Igor la guardò confuso.

— Marin, non può essere così… a causa di un appartamento…

— Non per l’appartamento. Per le bugie. Perché hai deciso le mie questioni senza di me. Perché l’opinione di tua madre è più importante per te di quella di tua moglie.

— Ma lei è mia madre…

— E chi sono io? Un servo?

Valeria Petrovna trascinò il figlio verso l’uscita.

— Igor, non umiliarti! Guarda come è diventata! Ha perso la testa per l’appartamento!

Quando la porta si chiuse alle loro spalle, Marina si appoggiò al muro e scivolò lentamente sul pavimento. Le tremavano le mani, il petto le bruciava. Cinque anni di matrimonio. Cinque anni in cui aveva pensato di avere una famiglia.

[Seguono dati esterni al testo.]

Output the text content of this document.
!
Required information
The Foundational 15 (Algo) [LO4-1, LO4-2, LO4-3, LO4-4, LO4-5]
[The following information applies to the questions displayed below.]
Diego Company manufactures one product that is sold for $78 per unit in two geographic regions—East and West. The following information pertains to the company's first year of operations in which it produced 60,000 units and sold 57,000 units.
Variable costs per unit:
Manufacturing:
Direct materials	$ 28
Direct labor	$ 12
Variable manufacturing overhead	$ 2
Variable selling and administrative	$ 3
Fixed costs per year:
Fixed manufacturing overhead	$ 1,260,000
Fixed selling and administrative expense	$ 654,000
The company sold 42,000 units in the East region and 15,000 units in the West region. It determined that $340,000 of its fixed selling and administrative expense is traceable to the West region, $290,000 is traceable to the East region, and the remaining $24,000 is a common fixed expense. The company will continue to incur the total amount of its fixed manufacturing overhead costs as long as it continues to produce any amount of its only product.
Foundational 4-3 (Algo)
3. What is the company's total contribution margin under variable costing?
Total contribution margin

Ma alla fine si è scoperto che aveva un appartamento. E questa era a quanto pare la cosa più importante.

Il telefono squillò verso le otto di sera. Era Igor.

— Marin, ciao… Come stai?

– Bene.

— Ascolta… ho pensato… forse abbiamo litigato per niente?

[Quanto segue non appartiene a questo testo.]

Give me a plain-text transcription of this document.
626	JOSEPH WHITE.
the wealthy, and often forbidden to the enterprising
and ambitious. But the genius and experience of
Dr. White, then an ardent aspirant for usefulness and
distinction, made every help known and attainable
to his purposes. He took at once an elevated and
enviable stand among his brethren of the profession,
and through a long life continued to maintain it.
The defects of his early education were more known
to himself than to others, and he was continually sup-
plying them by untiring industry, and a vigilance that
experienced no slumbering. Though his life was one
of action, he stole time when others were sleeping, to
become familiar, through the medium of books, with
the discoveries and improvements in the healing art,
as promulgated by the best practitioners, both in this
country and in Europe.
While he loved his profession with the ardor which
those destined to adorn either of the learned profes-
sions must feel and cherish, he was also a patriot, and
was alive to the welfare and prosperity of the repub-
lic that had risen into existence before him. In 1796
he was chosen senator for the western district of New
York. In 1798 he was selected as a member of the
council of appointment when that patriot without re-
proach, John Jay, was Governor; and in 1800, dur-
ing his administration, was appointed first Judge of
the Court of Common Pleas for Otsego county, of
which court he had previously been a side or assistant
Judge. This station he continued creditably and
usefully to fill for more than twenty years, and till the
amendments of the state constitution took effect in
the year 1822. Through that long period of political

— Igor, lo pensavi tu o tua madre?

— Io! Davvero! Marin, facciamo pace… Non volevo farti male…

— Cosa volevi allora?

Pausa.

— Beh… la mamma si preoccupa per il mio futuro…

— Uh-huh. Di nuovo mamma.

— No, non di nuovo! Capisco anch’io che non avrei dovuto decidere senza di te…

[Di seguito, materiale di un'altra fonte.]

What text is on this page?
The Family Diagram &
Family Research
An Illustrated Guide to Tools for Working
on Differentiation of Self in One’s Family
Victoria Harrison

— Igor, rispondi sinceramente: se stamattina avessi accettato di cederti l’appartamento, ti sarebbe dispiaciuto?

Lungo silenzio.

— Beh… non mi sarebbe dispiaciuto…

— Capisco. Igor, finché non capisci la differenza tra una moglie e un’inquilina temporanea, non abbiamo nulla di cui parlare.

— Marin, non è così…

— Esattamente così. Buonanotte.

Riattaccò e spense il telefono.

Fuori, le luci della città erano accese. Da qualche parte, in uno degli appartamenti, Valeria Petrovna stava spiegando al figlio che stronza era sua moglie. Da qualche altra parte, Igor stava pensando a come tornare al caldo dell’appartamento senza perdere l’approvazione della madre.

E lì, nel suo appartamento, sedeva Marina. Sola. Ma nel suo posto. Comprato con i suoi soldi, il suo lavoro, i suoi sacrifici.

E per la prima volta dopo molti anni si sentì veramente libera.

La mattina dopo, avrebbe cambiato le serrature. Poi avrebbe chiamato un avvocato per capire come proteggersi da situazioni simili in futuro. E avrebbe anche pensato se valesse la pena legare la propria vita a un uomo che a trentadue anni non riesce ancora a scegliere tra sua moglie e sua madre.

Ma questo è domani. Oggi, era seduta nel suo appartamento, beveva tè e pensava che a volte perdere una famiglia è l’unico modo per salvarsi.

Il denaro, ovviamente, non è la cosa più importante nella vita. Ma quando si tratta di proteggere la propria dignità, anche un appartamento può diventare una fortezza.

E Marina era pronta a difendere la sua fortezza.